La Fondation pour la Recherche sur la Biodiversité, qui anime le Comité français pour l'IPBES, se félicite de cette approbation obtenue dans une ambiance très constructive avec l’ensemble des pays présents.
Ce rapport de plus de 800 pages, réalisé par 77 experts de différentes disciplines et pays, dresse un panorama aussi complet que possible des connaissances actuelles, mais aussi des incertitudes et des besoins de recherche sur ce domaine.
Le résumé pour décideurs en tire 23 messages clés, un ensemble de fait essentiels et surtout une palette d’outils pour l’action dont les décideurs publics ou privés sont invités à se saisir (téléchargeable ici).

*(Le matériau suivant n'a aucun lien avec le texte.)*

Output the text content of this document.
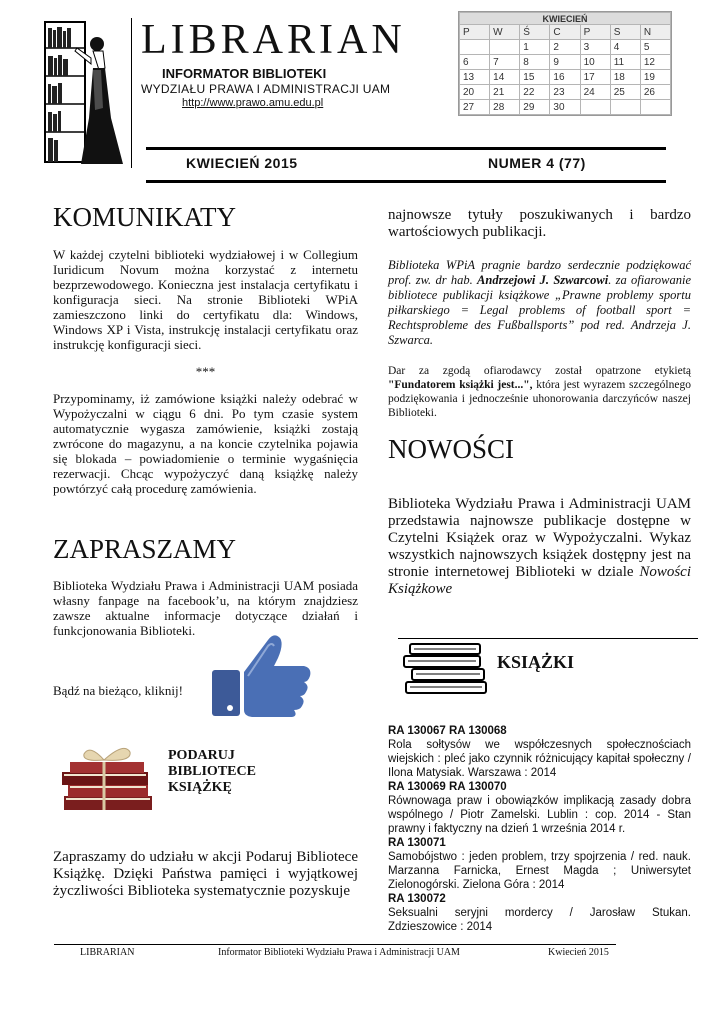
LIBRARIAN
INFORMATOR BIBLIOTEKI
WYDZIAŁU PRAWA I ADMINISTRACJI UAM
http://www.prawo.amu.edu.pl
KWIECIEŃ						
P	W	Ś	C	P	S	N
		1	2	3	4	5
6	7	8	9	10	11	12
13	14	15	16	17	18	19
20	21	22	23	24	25	26
27	28	29	30			
KWIECIEŃ 2015	NUMER 4 (77)
KOMUNIKATY

W każdej czytelni biblioteki wydziałowej i w Collegium Iuridicum Novum można korzystać z internetu bezprzewodowego. Konieczna jest instalacja certyfikatu i konfiguracja sieci. Na stronie Biblioteki WPiA zamieszczono linki do certyfikatu dla: Windows, Windows XP i Vista, instrukcję instalacji certyfikatu oraz instrukcję konfiguracji sieci.

***

Przypominamy, iż zamówione książki należy odebrać w Wypożyczalni w ciągu 6 dni. Po tym czasie system automatycznie wygasza zamówienie, książki zostają zwrócone do magazynu, a na koncie czytelnika pojawia się blokada – powiadomienie o terminie wygaśnięcia rezerwacji. Chcąc wypożyczyć daną książkę należy powtórzyć całą procedurę zamówienia.

ZAPRASZAMY

Biblioteka Wydziału Prawa i Administracji UAM posiada własny fanpage na facebook’u, na którym znajdziesz zawsze aktualne informacje dotyczące działań i funkcjonowania Biblioteki.

Bądź na bieżąco, kliknij!
PODARUJ
BIBLIOTECE
KSIĄŻKĘ

Zapraszamy do udziału w akcji Podaruj Bibliotece Książkę. Dzięki Państwa pamięci i wyjątkowej życzliwości Biblioteka systematycznie pozyskuje

najnowsze tytuły poszukiwanych i bardzo wartościowych publikacji.

Biblioteka WPiA pragnie bardzo serdecznie podziękować prof. zw. dr hab. Andrzejowi J. Szwarcowi. za ofiarowanie bibliotece publikacji książkowe „Prawne problemy sportu piłkarskiego = Legal problems of football sport = Rechtsprobleme des Fußballsports” pod red. Andrzeja J. Szwarca.

Dar za zgodą ofiarodawcy został opatrzone etykietą "Fundatorem książki jest...", która jest wyrazem szczególnego podziękowania i jednocześnie uhonorowania darczyńców naszej Biblioteki.

NOWOŚCI

Biblioteka Wydziału Prawa i Administracji UAM przedstawia najnowsze publikacje dostępne w Czytelni Książek oraz w Wypożyczalni. Wykaz wszystkich najnowszych książek dostępny jest na stronie internetowej Biblioteki w dziale Nowości Książkowe

KSIĄŻKI
RA 130067 RA 130068
Rola sołtysów we współczesnych społecznościach wiejskich : pleć jako czynnik różnicujący kapitał społeczny / Ilona Matysiak. Warszawa : 2014
RA 130069 RA 130070
Równowaga praw i obowiązków implikacją zasady dobra wspólnego / Piotr Zamelski. Lublin : cop. 2014 - Stan prawny i faktyczny na dzień 1 września 2014 r.
RA 130071
Samobójstwo : jeden problem, trzy spojrzenia / red. nauk. Marzanna Farnicka, Ernest Magda ; Uniwersytet Zielonogórski. Zielona Góra : 2014
RA 130072
Seksualni seryjni mordercy / Jarosław Stukan. Zdzieszowice : 2014
LIBRARIAN	Informator Biblioteki Wydziału Prawa i Administracji UAM	Kwiecień 2015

La délégation française à laquelle participait plusieurs membres de la FRB, a été très active lors des discussions et s’est attachée à ce que ressortent clairement dans le résumé pour décideurs plusieurs éléments du rapport complet qui lui ont semblé particulièrement pertinents.
Le rapport
En premier lieu, le rapport rappelle l’importance de la pollinisation pour la sécurité alimentaire mondiale (35 % de la production agricole globale, soit un marché de 235 à 577 milliards de dollars en 2015) et donc les revenus des agriculteurs. Cette dépendance mondiale à la pollinisation s’est fortement accrue par ailleurs du fait de l’accroissement des surfaces dévolues à des cultures ainsi pollinisées (300 % en 50 ans). Au-delà de l’abeille domestique, bien connue, l’évaluation rappelle l’importance des 20 000 pollinisateurs sauvages comprenant principalement des insectes (bourdons, papillons, abeilles solitaires…) ou encore des vertébrés comme les chauves-souris ou les singes.
Bien que le rôle des pollinisateurs soit primordial, l’évaluation menée montre qu’ils sont menacés à l’échelle mondiale. La liste rouge de l’UICN indique que 16,5 % des vertébrés pollinisateurs sont menacés d’extinction tout comme 9 % des espèces d’abeilles et de papillons en Europe. 30 % de ces espèces sont par ailleurs en déclin.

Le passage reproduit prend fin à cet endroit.